I can create items in Illustrator 11.0.0 and they are CENTERED and ready to go.  Yet once I transfer that item over to a PDF, BMP, TIFF or any other document to print it shifts OFF Center and places it in a totally different place on the page/document.

For Example this document was perfect viewing in Illustrator. 





 If I printed from Illustrator "fit to page" it comes perfectly centered.  If I chose: "do not scale" it's off center.
When I save or export to a different document it's off center/shifted.
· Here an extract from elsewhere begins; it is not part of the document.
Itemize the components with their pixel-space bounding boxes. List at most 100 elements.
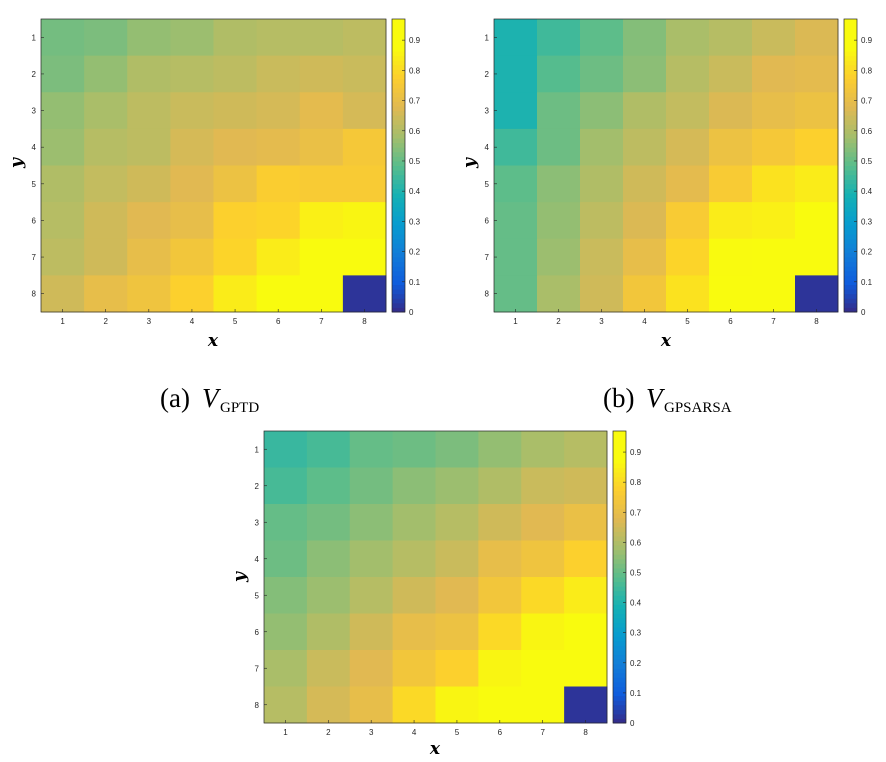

When I did a PDF today it increased the size of the document 2" in each direction.  What can I do to solve this problem.  It's so frustrating!!!!!!!!


----------



## Wildhare (Oct 13, 2005)

No one has any answers or ideas at all?


----------



## Robn Kester (Oct 13, 2005)

THe off center stuff sounds like a print setup issue. What program are you printing from, and have you checked to see if it has a option to center the printed item on the page?

When you printed the PDF, its possible (if using Acrobat Reader) that you had the option to resize the page to fit turned on. I'm not in front of my mac right now to verify locations of settings.

Give a little more detail and we will help how we can.

r


----------



## Natobasso (Oct 13, 2005)

Go to the "hand tool" in your tools pallette and select the OTHER tool there called the Page Tool. Then grab the dotted lines on your page document (that's your printable area) and move them around. You'll see what will end up printing using that tool and you can manipulate it slightly.

However, you should be able to save as pdf and have illustrator save all the way to the outer boundaries of your artwork, just don't choose "Fit to Page". Sounds like  you're trying to do two things at once. Make your pdf whatever size your illustrator doc is, then worry about how you print it and how you size it (fit to page).


----------



## dzinehaus (Jan 13, 2006)

check your page setup settings and make sure that they are set to a correct size. a correct size meaning that if you are using 8.5"x11" paper, setup your page to be that size. then when back in the document check your page tiling and see if your document fits within the dotted lines of the page tiling.

if not, like Natobasso said, grab the other icon, that is found when clicking and holding the mouse button on the hand icon, and recenter your page. That icon resets your page tiling to wherever you put it on the page.

In simplest terms that is your printable area.

hope this helps


----------